Researchers over at the Ben Gurion University in Israel have created a piece of code concept they dub as 'Speake(a)r'. It was designed to demonstrate how hackers could find a way to hijack a computer to record audio, even if the device's microphones have already been disabled.
This technique re-purposes the speakers in earbuds and headphones into microphones, capturing vibrations in the air and converting them into electromagnetic signals. This will then enable the hackers to quietly capture audio without the knowledge of the owner.
“People don’t think about this privacy vulnerability,” says Mordechai Guri, the research lead of Ben Gurion’s Cyber Security Research Labs. “Even if you remove your computer’s microphone, if you use headphones you can be recorded.”
This trick apparently isn't new anymore, with YouTube videos demonstrating how to exactly make this possible. However, unlike the ones in the video-streaming website, the Gurion researchers exploited a little-known feature of Realtek audio codec chips, which reverses the computer's output channel as an input channel.
With many Realtek audio chips out there, the hack can practically be done on any computer, whether you are running Windows, or macOS. “This is the real vulnerability”, says Guri. “It’s what makes almost every computer today vulnerable to this type of attack.”
Guri states that there is no simple software patch to stop the possible eavesdropping attack. Given the Realtek codec chip is a feature in itself and not a bug, the problem reportedly can only be solved by replacing and redesigning the audio chip in future computers.

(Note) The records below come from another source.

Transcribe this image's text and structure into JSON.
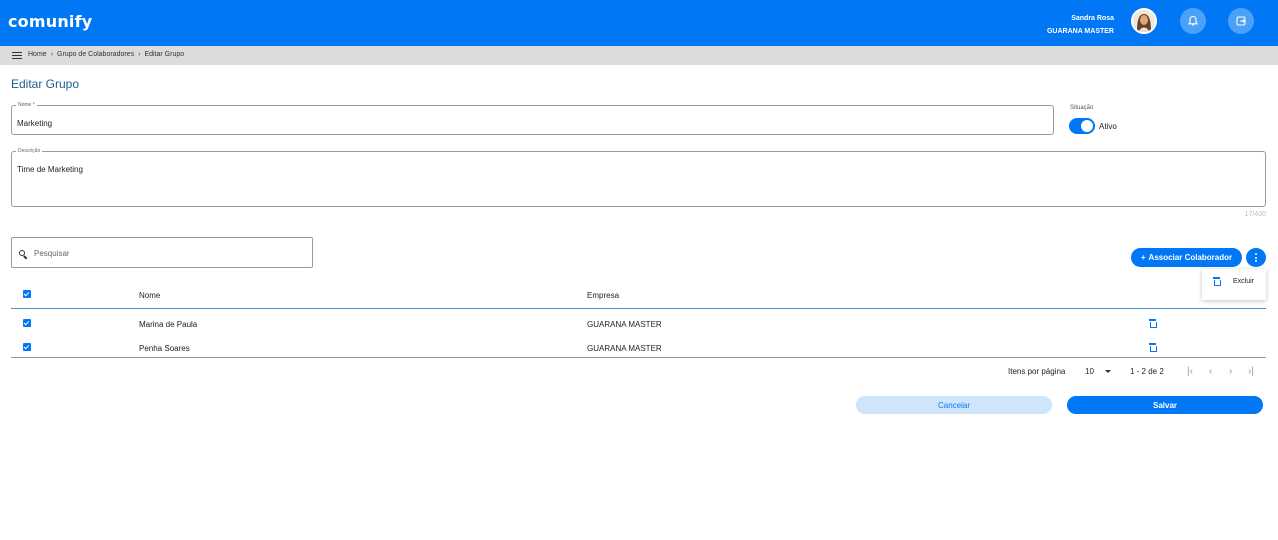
{
  "app": {
    "logo": "comunify"
  },
  "user": {
    "name": "Sandra Rosa",
    "company": "GUARANA MASTER"
  },
  "icons": {
    "bell": "bell-icon",
    "logout": "logout-icon",
    "menu": "menu-icon",
    "search": "search-icon",
    "trash": "trash-icon"
  },
  "breadcrumb": {
    "items": [
      "Home",
      "Grupo de Colaboradores",
      "Editar Grupo"
    ],
    "separator": "›"
  },
  "page": {
    "title": "Editar Grupo"
  },
  "form": {
    "nome_label": "Nome *",
    "nome_value": "Marketing",
    "situacao_label": "Situação",
    "situacao_value": "Ativo",
    "situacao_on": true,
    "descricao_label": "Descrição",
    "descricao_value": "Time de Marketing",
    "descricao_counter": "17/400"
  },
  "search": {
    "placeholder": "Pesquisar"
  },
  "actions": {
    "associar_label": "Associar Colaborador",
    "associar_plus": "+",
    "menu_items": [
      {
        "label": "Excluir"
      }
    ]
  },
  "table": {
    "columns": [
      "Nome",
      "Empresa"
    ],
    "rows": [
      {
        "nome": "Marina de Paula",
        "empresa": "GUARANA MASTER",
        "checked": true
      },
      {
        "nome": "Penha Soares",
        "empresa": "GUARANA MASTER",
        "checked": true
      }
    ]
  },
  "pagination": {
    "items_per_page_label": "Itens por página",
    "items_per_page_value": "10",
    "range": "1 - 2 de 2",
    "first": "|‹",
    "prev": "‹",
    "next": "›",
    "last": "›|"
  },
  "buttons": {
    "cancel": "Cancelar",
    "save": "Salvar"
  },
  "colors": {
    "primary": "#0078f5",
    "light": "#cfe5fb",
    "breadcrumb_bg": "#dcdcdc",
    "title": "#1c5c8a"
  }
}
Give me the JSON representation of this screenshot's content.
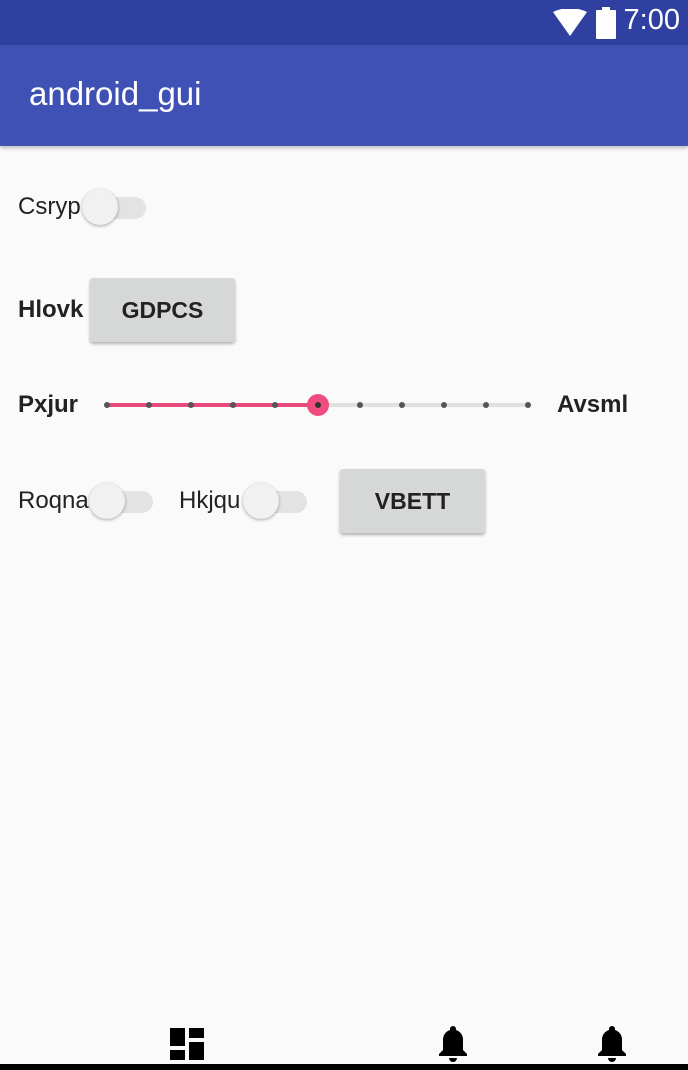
{
  "status_bar": {
    "time": "7:00",
    "wifi_icon": "wifi-icon",
    "battery_icon": "battery-icon"
  },
  "app_bar": {
    "title": "android_gui"
  },
  "row1": {
    "switch_label": "Csryp",
    "switch_on": false
  },
  "row2": {
    "label": "Hlovk",
    "button_label": "GDPCS"
  },
  "row3": {
    "left_label": "Pxjur",
    "right_label": "Avsml",
    "slider_ticks": 10,
    "slider_value": 5
  },
  "row4": {
    "switch1_label": "Roqna",
    "switch1_on": false,
    "switch2_label": "Hkjqu",
    "switch2_on": false,
    "button_label": "VBETT"
  },
  "bottom_bar": {
    "icons": [
      "dashboard-icon",
      "notifications-icon",
      "notifications-icon"
    ]
  },
  "colors": {
    "status_bar": "#3040a0",
    "app_bar": "#3f51b5",
    "accent": "#ef4c80",
    "background": "#fafafa"
  }
}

While this type of attack is indeed alarming, hacks like Speake(a)r are not generally something to be highly worried about, especially for those who don't really mess around with computer systems. It is currently only a proof-of-concept, and most likely won't become a mainstream thing when it comes to hacking anytime soon. Still, in today's era of cybersecurity, it always pays to give extra care to what we do with our computers, in order to keep ourselves safe from criminals.